The Israeli Case for Supporting Egyptian Democracy

The debate between those who embrace the possibility of democracy in Egypt and those who recoil in fear at the idea of an Islamist “Muslim street” overthrowing the Mubarak autocracy has at times been a dialogue of the deaf. It is far from unreasonable to worry about whether the situation today in Cairo is analogous with that of Tehran in 1979. But that is, as Alana notes, a far cry from the sort of incoherent thinking we’ve been hearing from the likes of Glenn Beck.

Yet the Israeli voices expressing indifference, if not outright hostility, to the unrest in Egypt are a different thing altogether. In the Jerusalem Post last Friday, Caroline Glick summed up the arguments for dismissing the uprising as a possible force for good. For her, the apathy of Israelis about Egyptian democracy is based on knowledge of the strength of anti-Semitism, a force that unites an Arab world that is otherwise split along a variety of lines.
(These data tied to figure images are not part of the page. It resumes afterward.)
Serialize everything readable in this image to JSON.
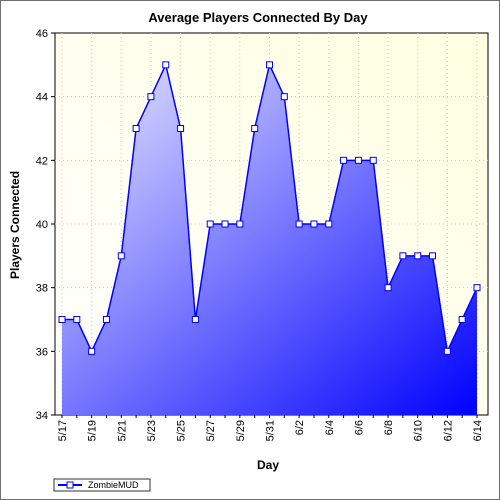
{
  "chart_data": {
    "type": "area",
    "title": "Average Players Connected By Day",
    "xlabel": "Day",
    "ylabel": "Players Connected",
    "ylim": [
      34,
      46
    ],
    "y_ticks": [
      "34",
      "36",
      "38",
      "40",
      "42",
      "44",
      "46"
    ],
    "x": [
      "5/17",
      "5/18",
      "5/19",
      "5/20",
      "5/21",
      "5/22",
      "5/23",
      "5/24",
      "5/25",
      "5/26",
      "5/27",
      "5/28",
      "5/29",
      "5/30",
      "5/31",
      "6/1",
      "6/2",
      "6/3",
      "6/4",
      "6/5",
      "6/6",
      "6/7",
      "6/8",
      "6/9",
      "6/10",
      "6/11",
      "6/12",
      "6/13",
      "6/14"
    ],
    "x_tick_labels": [
      "5/17",
      "5/19",
      "5/21",
      "5/23",
      "5/25",
      "5/27",
      "5/29",
      "5/31",
      "6/2",
      "6/4",
      "6/6",
      "6/8",
      "6/10",
      "6/12",
      "6/14"
    ],
    "series": [
      {
        "name": "ZombieMUD",
        "values": [
          37,
          37,
          36,
          37,
          39,
          43,
          44,
          45,
          43,
          37,
          40,
          40,
          40,
          43,
          45,
          44,
          40,
          40,
          40,
          42,
          42,
          42,
          38,
          39,
          39,
          39,
          36,
          37,
          38
        ]
      }
    ],
    "grid": true,
    "legend_position": "bottom-left",
    "colors": {
      "line": "#0000ff",
      "fill_light": "#ebebff",
      "fill_dark": "#0000ff",
      "plot_bg_light": "#ffffe0",
      "plot_bg_white": "#ffffff",
      "grid": "#c8c8c8"
    }
  }
}
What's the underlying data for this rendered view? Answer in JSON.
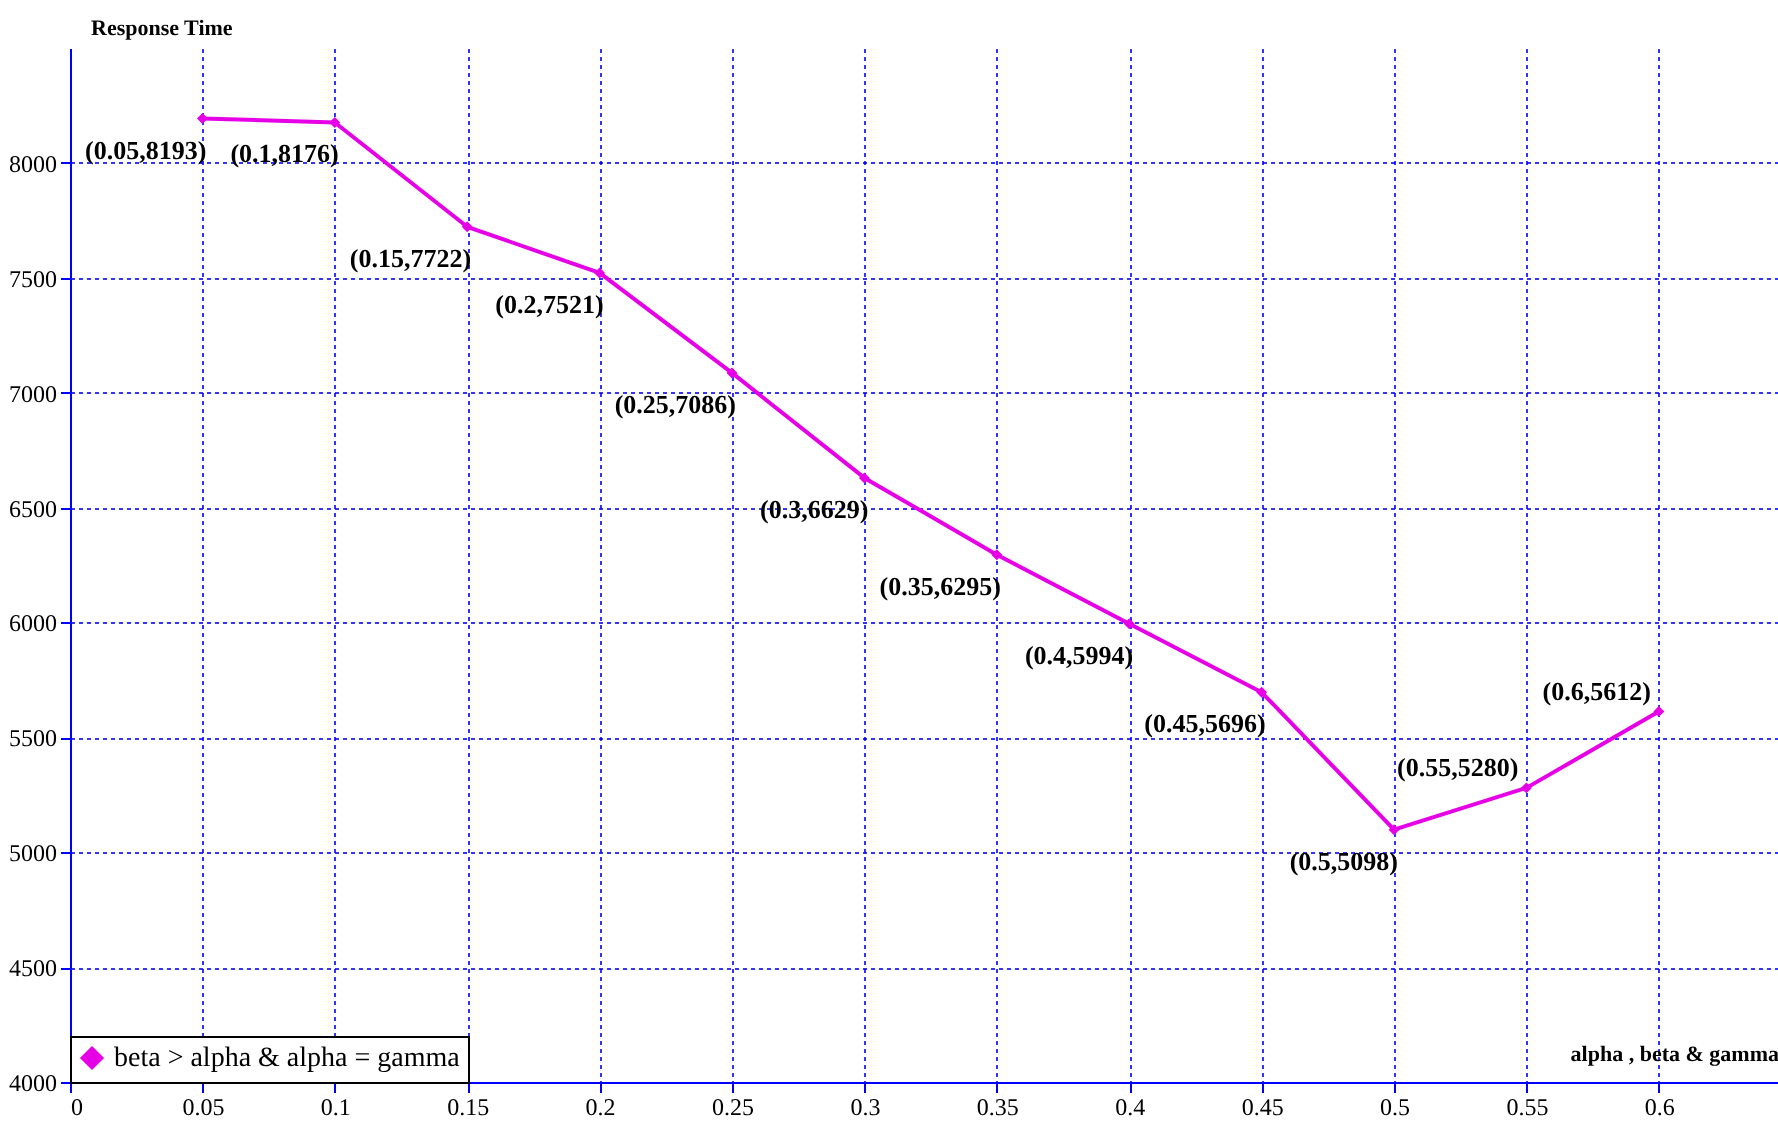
{
  "chart_data": {
    "type": "line",
    "xlabel": "alpha , beta & gamma",
    "ylabel": "Response Time",
    "x": [
      0.05,
      0.1,
      0.15,
      0.2,
      0.25,
      0.3,
      0.35,
      0.4,
      0.45,
      0.5,
      0.55,
      0.6
    ],
    "series": [
      {
        "name": "beta > alpha & alpha = gamma",
        "color": "#e600e6",
        "values": [
          8193,
          8176,
          7722,
          7521,
          7086,
          6629,
          6295,
          5994,
          5696,
          5098,
          5280,
          5612
        ],
        "value_labels": [
          "(0.05,8193)",
          "(0.1,8176)",
          "(0.15,7722)",
          "(0.2,7521)",
          "(0.25,7086)",
          "(0.3,6629)",
          "(0.35,6295)",
          "(0.4,5994)",
          "(0.45,5696)",
          "(0.5,5098)",
          "(0.55,5280)",
          "(0.6,5612)"
        ]
      }
    ],
    "xlim": [
      0,
      0.645
    ],
    "xticks": [
      0,
      0.05,
      0.1,
      0.15,
      0.2,
      0.25,
      0.3,
      0.35,
      0.4,
      0.45,
      0.5,
      0.55,
      0.6
    ],
    "ylim": [
      4000,
      8500
    ],
    "yticks": [
      4000,
      4500,
      5000,
      5500,
      6000,
      6500,
      7000,
      7500,
      8000
    ],
    "grid": true,
    "legend": "bottom left",
    "marker": "diamond",
    "line_style": "solid"
  }
}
She went on to conclude:

While we wish them the best of luck with their democracy movements, and would welcome the advent of a tolerant society in Egypt, we recognize that that tolerance will end when it comes to the Jews. And so whether they are democrats or autocrats, we fully expect they will continue to hate us.
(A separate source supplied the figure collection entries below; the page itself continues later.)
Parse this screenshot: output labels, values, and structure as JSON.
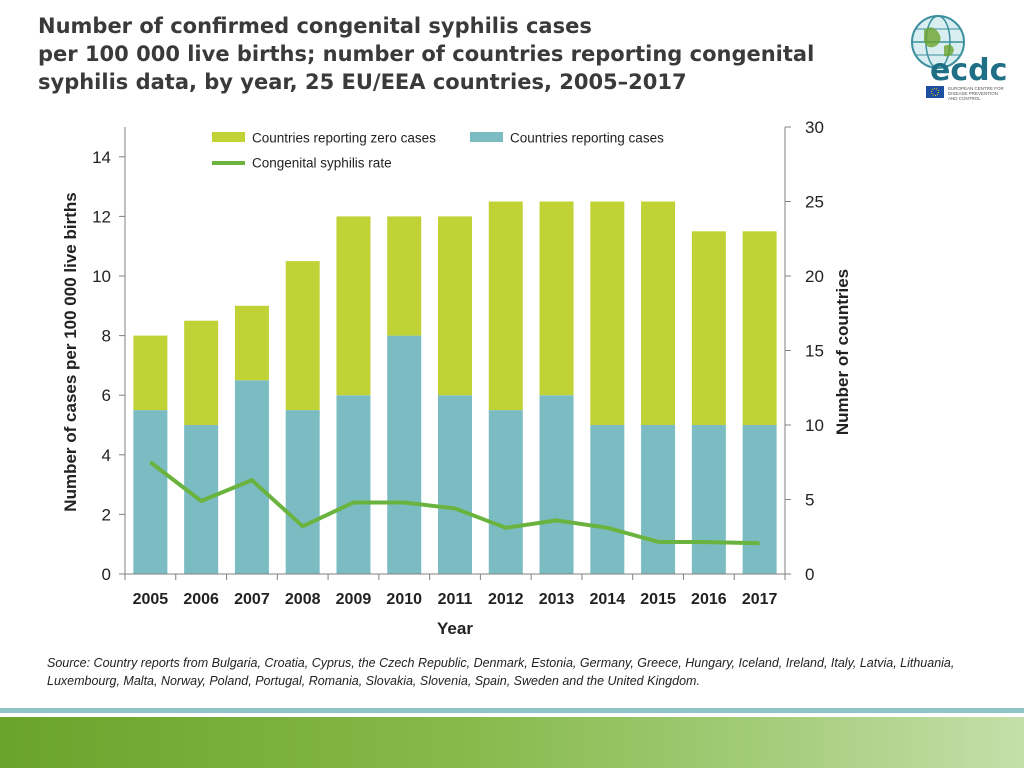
{
  "title": {
    "line1": "Number of confirmed congenital syphilis cases",
    "line2": "per 100 000 live births; number of countries reporting congenital",
    "line3": "syphilis data, by year, 25 EU/EEA countries, 2005–2017"
  },
  "logo": {
    "text": "ecdc",
    "subtext_lines": [
      "EUROPEAN CENTRE FOR",
      "DISEASE PREVENTION",
      "AND CONTROL"
    ]
  },
  "colors": {
    "zero": "#c0d236",
    "cases": "#7bbcc3",
    "rate": "#6ab33e",
    "axis": "#808080",
    "text": "#222222"
  },
  "chart_data": {
    "type": "bar",
    "stacked": true,
    "categories": [
      "2005",
      "2006",
      "2007",
      "2008",
      "2009",
      "2010",
      "2011",
      "2012",
      "2013",
      "2014",
      "2015",
      "2016",
      "2017"
    ],
    "series": [
      {
        "name": "Countries reporting cases",
        "axis": "right",
        "values": [
          11,
          10,
          13,
          11,
          12,
          16,
          12,
          11,
          12,
          10,
          10,
          10,
          10
        ]
      },
      {
        "name": "Countries reporting zero cases",
        "axis": "right",
        "values": [
          5,
          7,
          5,
          10,
          12,
          8,
          12,
          14,
          13,
          15,
          15,
          13,
          13
        ]
      },
      {
        "name": "Congenital syphilis rate",
        "type": "line",
        "axis": "left",
        "values": [
          3.75,
          2.45,
          3.15,
          1.6,
          2.4,
          2.4,
          2.2,
          1.55,
          1.8,
          1.55,
          1.08,
          1.07,
          1.03
        ]
      }
    ],
    "ylabel": "Number of cases per 100 000 live births",
    "y2label": "Number of countries",
    "xlabel": "Year",
    "ylim": [
      0,
      15
    ],
    "y2lim": [
      0,
      30
    ],
    "yticks": [
      "0",
      "2",
      "4",
      "6",
      "8",
      "10",
      "12",
      "14"
    ],
    "y2ticks": [
      "0",
      "5",
      "10",
      "15",
      "20",
      "25",
      "30"
    ],
    "legend": [
      "Countries reporting zero cases",
      "Countries reporting cases",
      "Congenital syphilis rate"
    ],
    "legend_position": "top"
  },
  "source": "Source: Country reports from Bulgaria, Croatia, Cyprus, the Czech Republic, Denmark, Estonia, Germany, Greece, Hungary, Iceland, Ireland, Italy, Latvia, Lithuania, Luxembourg, Malta, Norway, Poland, Portugal, Romania, Slovakia, Slovenia, Spain, Sweden and the United Kingdom."
}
Anyone familiar with the depth of Jew-hatred in the Islamic world — a topic that Glick rightly notes is rarely reported on in the Western press — understands the truth of her assertion. So should we simply dismiss the Egyptian unrest as just a case of reshuffling the Jew-hating deck in Cairo?
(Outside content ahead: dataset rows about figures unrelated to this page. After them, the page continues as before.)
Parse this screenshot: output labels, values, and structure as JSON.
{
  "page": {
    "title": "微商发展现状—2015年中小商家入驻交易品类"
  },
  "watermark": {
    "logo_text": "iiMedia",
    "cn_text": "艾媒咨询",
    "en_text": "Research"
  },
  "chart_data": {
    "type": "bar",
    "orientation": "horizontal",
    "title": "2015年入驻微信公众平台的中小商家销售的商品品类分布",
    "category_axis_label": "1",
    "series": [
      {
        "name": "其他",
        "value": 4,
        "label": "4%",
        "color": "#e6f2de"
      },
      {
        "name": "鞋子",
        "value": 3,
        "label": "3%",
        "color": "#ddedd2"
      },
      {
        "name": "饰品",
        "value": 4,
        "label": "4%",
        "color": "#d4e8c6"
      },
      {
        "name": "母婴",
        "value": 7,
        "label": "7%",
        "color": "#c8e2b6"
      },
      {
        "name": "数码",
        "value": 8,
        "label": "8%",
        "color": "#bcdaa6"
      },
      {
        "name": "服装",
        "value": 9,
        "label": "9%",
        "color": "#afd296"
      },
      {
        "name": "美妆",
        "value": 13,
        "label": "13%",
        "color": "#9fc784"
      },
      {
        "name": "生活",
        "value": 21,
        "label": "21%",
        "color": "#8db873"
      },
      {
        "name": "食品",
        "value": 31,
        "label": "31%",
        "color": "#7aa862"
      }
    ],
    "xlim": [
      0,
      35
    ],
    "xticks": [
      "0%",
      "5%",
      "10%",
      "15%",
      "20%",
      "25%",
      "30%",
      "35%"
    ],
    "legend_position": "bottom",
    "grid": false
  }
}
A more optimistic view comes from Natan Sharansky, who views the situation in Egypt from the perspective of a former dissident fighting tyranny inside a totalitarian state. Sharansky, who was interviewed in the Wall Street Journal this past weekend, doesn’t address the problem of anti-Semitism, but he does point out the problem with discussing Egypt, or any other country, as if there were only two possible choices: dictators like Mubarak and Islamists like the Muslim Brotherhood.

Sharansky’s point is not that democracy will magically transform Egyptian society into one that will automatically support peace with a Jewish state. Rather, as he asserted in his 2005 book, The Case for Democracy, what is needed in the Arab world are steps that seek to build civil societies whose governments won’t have to depend on exploiting hatred for Israel or Jews (as Mubarak did) in order to keep themselves in power. Merely holding a vote, as happened in 2006 when Hamas won a Palestinian election pitting armed terrorist groups against each other is, more or less, the opposite of democracy. If the West were to maintain a consistent policy of supporting the development of free societies in the Arab world, then there would be a chance for the creation of states that might conceivably make peace with Israel.

The notion that the Palestinians will give up their war on the Jewish state simply because we want them to is unrealistic and the product of the sort of magical thinking that predominates on the left. By contrast, realists about the Arab world are right when they claim that the only way such a peace will happen will be in the event of a complete transformation of Arab political culture, something that doesn’t seem possible in the foreseeable future. But what Sharansky and other Israelis and Americans who advocate support for Egyptian democracy are saying is that the unrest in Cairo is something that could eventually lead to just such a transformation if genuine liberals were given the help they need to defeat Islamists. That doesn’t mean we should ignore Glick’s warnings about the prevalence of Jew-hatred or countenance a “democratic” process that would bring the Muslim Brotherhood to power. Nor should we engage in mindless optimism about Egypt. But we should not dismiss the chance, however much of a long shot it might be, that the creation of genuine democratic institutions offers the possibility of hope for something better.